Mhairi Berg and Maureen Rooney in Morningside Road, Shadow Theatre. Photo by Marc J Chalifoux.
•There’s a “new Canadian Celtic musical” at Shadow Theatre. And if you haven’t seen Morningside Road yet, you really should. By Mhairi Berg with music by Simon Abbott, it takes a cast (and a live band) of three into a story about stories, and a kind of haunting. A Canadian girl (Berg) is fascinated by the romance of her grandmother’s stories about growing up in Edinburgh on that road, before, during, and after the war. And gradually, as Granny’s memory gets eroded by dementia the layers of her story multiply.
The ways the past inhabits the present, as remembered and as imagined, are intricate, and surprising. And Lana Michelle Hughes’ production, starring Berg, Maureen Rooney, and Cameron Kneteman, weaves a spell. The music by Berg and Abbott is terrific. The 12thnight review is here. And a preview interview with Mhairi Berg is here. Morningside Road runs through Sunday at the Varscona (10329 83 Ave.). Tickets: shadowtheatre.org.

Steven Greenfield in Billy Bishop Goes To War, Edmonton Repertory Theatre. Photo supplied.
•A new company, Edmonton Repertory Theatre, launches its first season with a production of a Canadian classic, the 1978 two-hander musical Billy Bishop Goes To War, by John MacLachlan Gray in collaboration with actor Eric Peterson. Its wry view of what “hero” means in Canadian terms, is built into its chronicle of the young, self-deprecating, accident-prone underachiever who becomes a World War I flying ace, his quixotic relationship with his colonial masters across the sea, and his darkening views of what war is all about. Gerry Potter’s production, starring Steven Greenfield and Cathy Derkach, lands the musical at a moment when this country is under siege. Have a look at the 12thnight preview with the director here, and the review here. You’ll find the show at a newly discovered theatre, the Biederman, in the Lifestyles Options Retirement Community (17203 99 Ave.). Tickets: eventbrite.com.

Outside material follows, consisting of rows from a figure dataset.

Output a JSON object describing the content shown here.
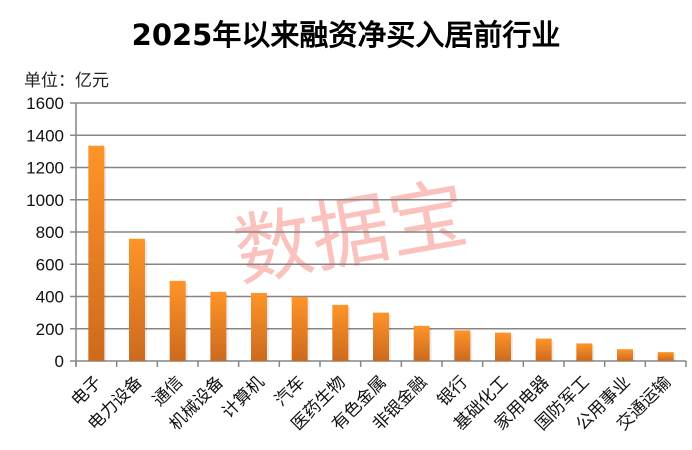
{
  "chart_data": {
    "type": "bar",
    "title": "2025年以来融资净买入居前行业",
    "unit_label": "单位：亿元",
    "watermark": "数据宝",
    "categories": [
      "电子",
      "电力设备",
      "通信",
      "机械设备",
      "计算机",
      "汽车",
      "医药生物",
      "有色金属",
      "非银金融",
      "银行",
      "基础化工",
      "家用电器",
      "国防军工",
      "公用事业",
      "交通运输"
    ],
    "values": [
      1335,
      758,
      497,
      429,
      422,
      398,
      348,
      300,
      218,
      190,
      176,
      139,
      109,
      73,
      55
    ],
    "ylim": [
      0,
      1600
    ],
    "yticks": [
      0,
      200,
      400,
      600,
      800,
      1000,
      1200,
      1400,
      1600
    ],
    "grid": true,
    "bar_color_top": "#ff9428",
    "bar_color_bottom": "#cc6a1e"
  }
}
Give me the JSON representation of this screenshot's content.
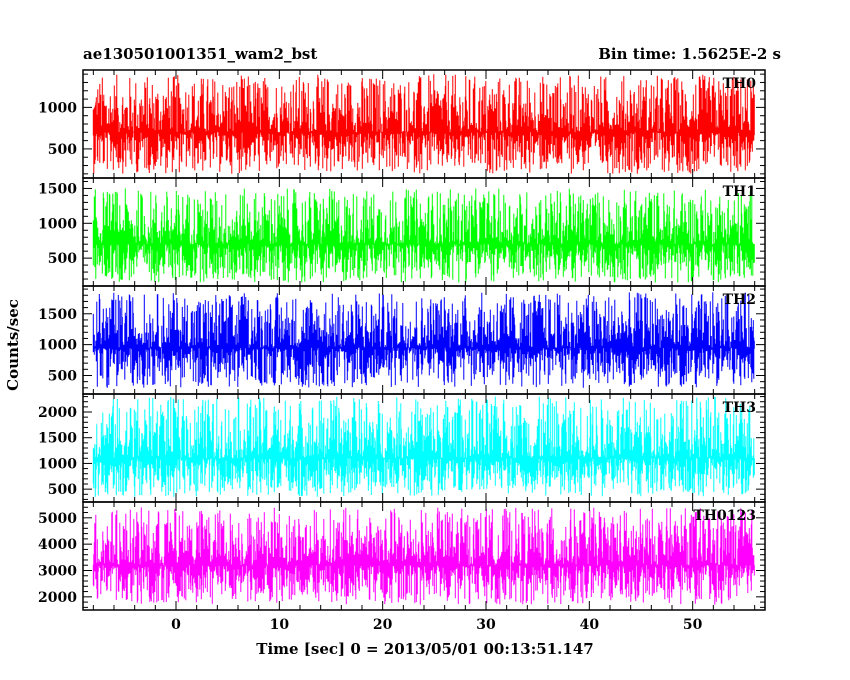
{
  "header": {
    "left_title": "ae130501001351_wam2_bst",
    "right_title": "Bin time: 1.5625E-2 s"
  },
  "chart_data": {
    "type": "line",
    "xlabel": "Time [sec] 0 = 2013/05/01 00:13:51.147",
    "ylabel": "Counts/sec",
    "xlim": [
      -9,
      57
    ],
    "x_range_of_data": [
      -8,
      56
    ],
    "xticks": [
      0,
      10,
      20,
      30,
      40,
      50
    ],
    "bin_time_s": 0.015625,
    "grid": false,
    "panels": [
      {
        "name": "TH0",
        "color": "#ff0000",
        "ylim": [
          150,
          1450
        ],
        "yticks": [
          500,
          1000
        ],
        "baseline": 200,
        "mean": 700,
        "peak": 1400
      },
      {
        "name": "TH1",
        "color": "#00ff00",
        "ylim": [
          100,
          1650
        ],
        "yticks": [
          500,
          1000,
          1500
        ],
        "baseline": 150,
        "mean": 700,
        "peak": 1500
      },
      {
        "name": "TH2",
        "color": "#0000ff",
        "ylim": [
          200,
          1950
        ],
        "yticks": [
          500,
          1000,
          1500
        ],
        "baseline": 300,
        "mean": 950,
        "peak": 1850
      },
      {
        "name": "TH3",
        "color": "#00ffff",
        "ylim": [
          250,
          2350
        ],
        "yticks": [
          500,
          1000,
          1500,
          2000
        ],
        "baseline": 350,
        "mean": 1100,
        "peak": 2300
      },
      {
        "name": "TH0123",
        "color": "#ff00ff",
        "ylim": [
          1500,
          5600
        ],
        "yticks": [
          2000,
          3000,
          4000,
          5000
        ],
        "baseline": 1700,
        "mean": 3200,
        "peak": 5400
      }
    ]
  }
}
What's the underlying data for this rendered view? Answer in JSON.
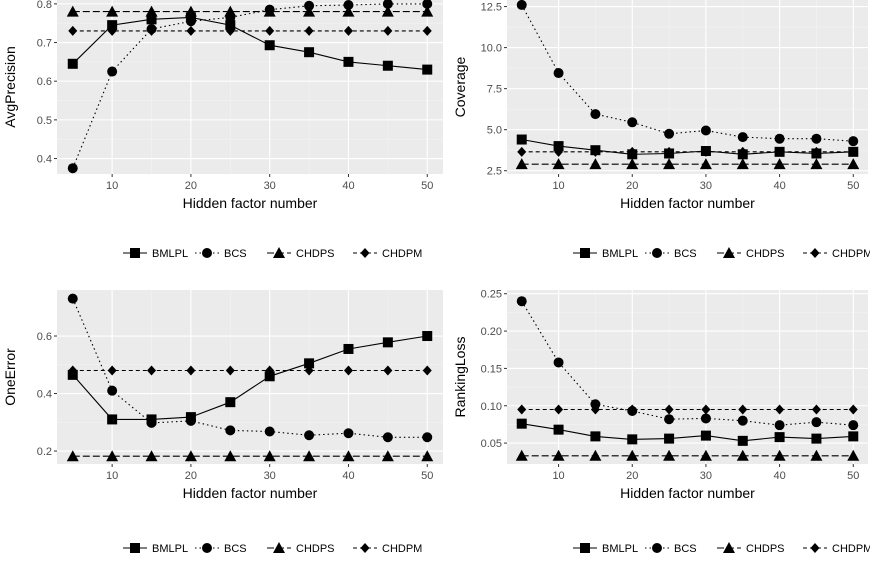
{
  "chart_data": [
    {
      "type": "line",
      "xlabel": "Hidden factor number",
      "ylabel": "AvgPrecision",
      "x": [
        5,
        10,
        15,
        20,
        25,
        30,
        35,
        40,
        45,
        50
      ],
      "xlim": [
        3,
        52
      ],
      "ylim": [
        0.36,
        0.81
      ],
      "xticks": [
        10,
        20,
        30,
        40,
        50
      ],
      "yticks": [
        0.4,
        0.5,
        0.6,
        0.7,
        0.8
      ],
      "ytick_labels": [
        "0.4",
        "0.5",
        "0.6",
        "0.7",
        "0.8"
      ],
      "grid": true,
      "legend_position": "bottom",
      "series": [
        {
          "name": "BMLPL",
          "values": [
            0.645,
            0.745,
            0.76,
            0.765,
            0.745,
            0.693,
            0.675,
            0.65,
            0.64,
            0.63
          ]
        },
        {
          "name": "BCS",
          "values": [
            0.375,
            0.625,
            0.735,
            0.755,
            0.765,
            0.785,
            0.795,
            0.797,
            0.8,
            0.8
          ]
        },
        {
          "name": "CHDPS",
          "values": [
            0.78,
            0.78,
            0.78,
            0.78,
            0.78,
            0.78,
            0.78,
            0.78,
            0.78,
            0.78
          ]
        },
        {
          "name": "CHDPM",
          "values": [
            0.73,
            0.73,
            0.73,
            0.73,
            0.73,
            0.73,
            0.73,
            0.73,
            0.73,
            0.73
          ]
        }
      ]
    },
    {
      "type": "line",
      "xlabel": "Hidden factor number",
      "ylabel": "Coverage",
      "x": [
        5,
        10,
        15,
        20,
        25,
        30,
        35,
        40,
        45,
        50
      ],
      "xlim": [
        3,
        52
      ],
      "ylim": [
        2.3,
        12.9
      ],
      "xticks": [
        10,
        20,
        30,
        40,
        50
      ],
      "yticks": [
        2.5,
        5.0,
        7.5,
        10.0,
        12.5
      ],
      "ytick_labels": [
        "2.5",
        "5.0",
        "7.5",
        "10.0",
        "12.5"
      ],
      "grid": true,
      "legend_position": "bottom",
      "series": [
        {
          "name": "BMLPL",
          "values": [
            4.4,
            4.0,
            3.75,
            3.5,
            3.55,
            3.7,
            3.5,
            3.65,
            3.55,
            3.65
          ]
        },
        {
          "name": "BCS",
          "values": [
            12.6,
            8.45,
            5.95,
            5.45,
            4.75,
            4.95,
            4.55,
            4.45,
            4.45,
            4.3
          ]
        },
        {
          "name": "CHDPS",
          "values": [
            2.9,
            2.9,
            2.9,
            2.9,
            2.9,
            2.9,
            2.9,
            2.9,
            2.9,
            2.9
          ]
        },
        {
          "name": "CHDPM",
          "values": [
            3.65,
            3.65,
            3.65,
            3.65,
            3.65,
            3.65,
            3.65,
            3.65,
            3.65,
            3.65
          ]
        }
      ]
    },
    {
      "type": "line",
      "xlabel": "Hidden factor number",
      "ylabel": "OneError",
      "x": [
        5,
        10,
        15,
        20,
        25,
        30,
        35,
        40,
        45,
        50
      ],
      "xlim": [
        3,
        52
      ],
      "ylim": [
        0.155,
        0.76
      ],
      "xticks": [
        10,
        20,
        30,
        40,
        50
      ],
      "yticks": [
        0.2,
        0.4,
        0.6
      ],
      "ytick_labels": [
        "0.2",
        "0.4",
        "0.6"
      ],
      "grid": true,
      "legend_position": "bottom",
      "series": [
        {
          "name": "BMLPL",
          "values": [
            0.465,
            0.31,
            0.31,
            0.318,
            0.37,
            0.46,
            0.505,
            0.555,
            0.578,
            0.6
          ]
        },
        {
          "name": "BCS",
          "values": [
            0.73,
            0.41,
            0.298,
            0.305,
            0.272,
            0.268,
            0.255,
            0.262,
            0.248,
            0.248
          ]
        },
        {
          "name": "CHDPS",
          "values": [
            0.182,
            0.182,
            0.182,
            0.182,
            0.182,
            0.182,
            0.182,
            0.182,
            0.182,
            0.182
          ]
        },
        {
          "name": "CHDPM",
          "values": [
            0.48,
            0.48,
            0.48,
            0.48,
            0.48,
            0.48,
            0.48,
            0.48,
            0.48,
            0.48
          ]
        }
      ]
    },
    {
      "type": "line",
      "xlabel": "Hidden factor number",
      "ylabel": "RankingLoss",
      "x": [
        5,
        10,
        15,
        20,
        25,
        30,
        35,
        40,
        45,
        50
      ],
      "xlim": [
        3,
        52
      ],
      "ylim": [
        0.022,
        0.255
      ],
      "xticks": [
        10,
        20,
        30,
        40,
        50
      ],
      "yticks": [
        0.05,
        0.1,
        0.15,
        0.2,
        0.25
      ],
      "ytick_labels": [
        "0.05",
        "0.10",
        "0.15",
        "0.20",
        "0.25"
      ],
      "grid": true,
      "legend_position": "bottom",
      "series": [
        {
          "name": "BMLPL",
          "values": [
            0.076,
            0.068,
            0.059,
            0.055,
            0.056,
            0.06,
            0.053,
            0.058,
            0.056,
            0.059
          ]
        },
        {
          "name": "BCS",
          "values": [
            0.24,
            0.158,
            0.102,
            0.093,
            0.082,
            0.083,
            0.08,
            0.074,
            0.078,
            0.074
          ]
        },
        {
          "name": "CHDPS",
          "values": [
            0.033,
            0.033,
            0.033,
            0.033,
            0.033,
            0.033,
            0.033,
            0.033,
            0.033,
            0.033
          ]
        },
        {
          "name": "CHDPM",
          "values": [
            0.095,
            0.095,
            0.095,
            0.095,
            0.095,
            0.095,
            0.095,
            0.095,
            0.095,
            0.095
          ]
        }
      ]
    }
  ],
  "series_styles": [
    {
      "name": "BMLPL",
      "shape": "square",
      "line": "solid",
      "color": "#000000"
    },
    {
      "name": "BCS",
      "shape": "circle",
      "line": "dotted",
      "color": "#000000"
    },
    {
      "name": "CHDPS",
      "shape": "triangle",
      "line": "longdash",
      "color": "#000000"
    },
    {
      "name": "CHDPM",
      "shape": "diamond",
      "line": "dashed",
      "color": "#000000"
    }
  ],
  "colors": {
    "panel_background": "#ebebeb",
    "grid_major": "#ffffff",
    "grid_minor": "#f3f3f3",
    "tick_text": "#4d4d4d"
  }
}
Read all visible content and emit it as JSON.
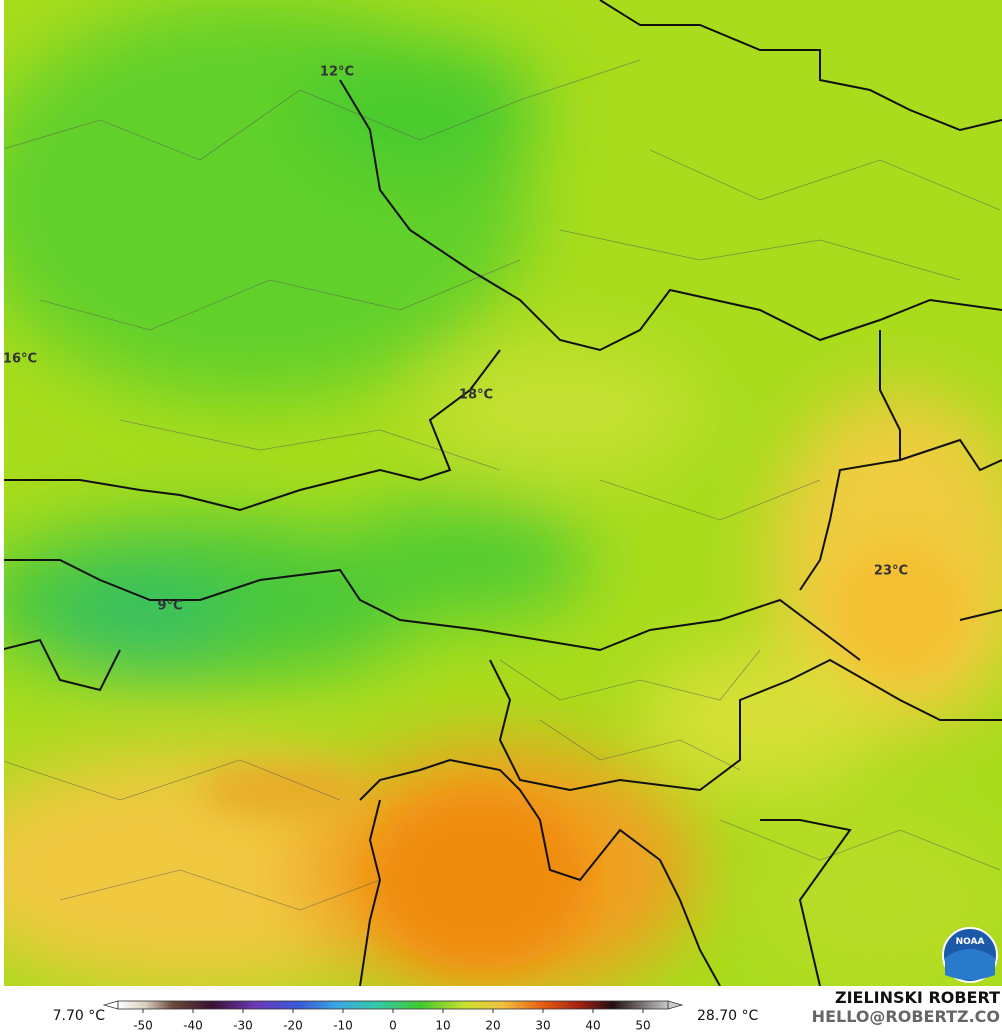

•Speaking as we are of phantoms and the thin veil that separates us from the Great Beyond, it’s the last week (Thursday through Saturday) for Ha-Ha-Haunting. Rapid Fire Theatre’s highly original seasonal co-opting of horror stories from the dark vault of our own history (researched by Dead Centre of Town resident playwright Megan Dart) lets a crack cast of improvisers loose on them. A nefarious comic agenda, am I right? Who would do that (unnecessary question of the week)? Opening night was riotous (read about it here). Tickets: rapidfiretheatre.com.